– Опаньки! А ты не говорил, что в этом помете девочки есть.
– Ой, Марат, не смотри. Мы её не продаём.
– А чего так? Бравенькая девочка. Вон братья дрыхнут, а она ползает по ним.
– Да маленькая она какая-то, слабенькая. Последыш. Думали, вообще не выживет. Клуб наверняка забракует. Я уже топить её собрался.
– Блин, всё-таки вы, заводчики, все больные. Топить собаку только потому, что у неё сантиметров в холке не хватает.
Человек нагнулся над корзиной и подцепил ладонью щенка. Крошка увидела прямо над собой что-то черное и немедленно вцепилась в него мягкими детскими когтями.
– О-о-о, блин! А говоришь, слабенькая! Чуть бороду мне не оторвала.
– Давай её сюда. Сейчас кобельков посмотрим.
– Нафиг твоих кобельков. Она сама меня выбрала.

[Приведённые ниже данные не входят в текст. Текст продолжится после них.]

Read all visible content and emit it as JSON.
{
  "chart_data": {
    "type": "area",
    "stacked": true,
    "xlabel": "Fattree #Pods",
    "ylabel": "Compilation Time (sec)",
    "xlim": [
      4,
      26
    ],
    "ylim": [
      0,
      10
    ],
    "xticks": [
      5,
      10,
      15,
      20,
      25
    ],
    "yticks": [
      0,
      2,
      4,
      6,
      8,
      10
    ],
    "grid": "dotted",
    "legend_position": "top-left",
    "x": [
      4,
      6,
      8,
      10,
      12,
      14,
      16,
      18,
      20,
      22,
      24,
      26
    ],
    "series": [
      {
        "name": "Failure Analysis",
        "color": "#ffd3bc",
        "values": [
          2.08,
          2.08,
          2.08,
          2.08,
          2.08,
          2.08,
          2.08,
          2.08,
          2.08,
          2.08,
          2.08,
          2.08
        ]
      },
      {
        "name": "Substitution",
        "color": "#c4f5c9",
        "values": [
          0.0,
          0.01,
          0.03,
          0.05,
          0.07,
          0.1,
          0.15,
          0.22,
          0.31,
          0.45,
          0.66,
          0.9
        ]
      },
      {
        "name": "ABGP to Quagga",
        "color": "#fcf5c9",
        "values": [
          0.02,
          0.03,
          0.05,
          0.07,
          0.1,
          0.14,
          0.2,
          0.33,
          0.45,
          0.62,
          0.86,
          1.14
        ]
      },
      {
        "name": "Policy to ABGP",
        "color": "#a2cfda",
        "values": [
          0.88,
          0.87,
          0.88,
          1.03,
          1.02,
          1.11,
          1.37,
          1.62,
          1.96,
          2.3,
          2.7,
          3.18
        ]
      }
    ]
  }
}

Сколько я должен?
– Марат, я документ на неё не дам. Она некондиционная.
– Зато живая. Я же не мент, документы у щенка спрашивать. Сколько?
– Ну, как хочешь. Бесплатно. Считай, ты ей жизнь спас.
* * *
За пазухой у человека было уютно. Крошка немного повозилась и заснула.
Проснулась она от внезапно вспыхнувшего чувства страшной потери, утраты чего-то очень важного и единственного.
– Маа-ма! Ва-аа! Маа-маа!
Люди в вагоне метро завозились, заоглядывались.
– Бабушка, смотри, у дяди щеночек под курткой!
Крошкин плач резал уши недовольных, уставших людей. Они осуждающе оглядывались на шевелящуюся на груди куртку.
– Потерпи, моя маленькая. Скоро приедем, молочка тебе дадим.
Молоко Крошке не понравилось. Оно было несладким, каким-то казенным. И мамой от него не пахло. И братики куда-то делись.
– Ну куда ты её тащищь, в кровать что ли?
– Тсс, тихо. Ей же страшно, она привыкнуть должна. Она же маленькая.
* * *
Полетели дни, полные открытий. Оказывается, обувь можно не только грызть, но и красиво раскладывать на хозяйской постели. За мячиком бегать надо осторожно, потому что он залетит под шкаф – и не выковырять потом.
А кошки – совершенно гадостные существа. Цапнут лапой по носу – и шмыг на дерево. Не достать, хоть вся охрипни от лая.
Увидев снег, Крошка ошалела совершенно. Вдохнув полные ноздри колючей свежести, она полетела по белому ковру, неуклюже выкидывая тощие подростковые лапы. И исчезла.
– Господи, где собака? Только что здесь была.
Крошка сидела на дне глубокого, темного, холодного колодца и плакала от страха. Совершенно неожиданно снег под ней исчез и обернулся твердой землей с торчащими железками.
– Крошка, ты где? Голос подай! Блин, да тут люк открыт.
Папа, ругаясь и оскальзываясь на ледяных железных ступенях, спускался прямо из черного неба.
– Дурочка, не ушиблась? Напугалась, бедненькая.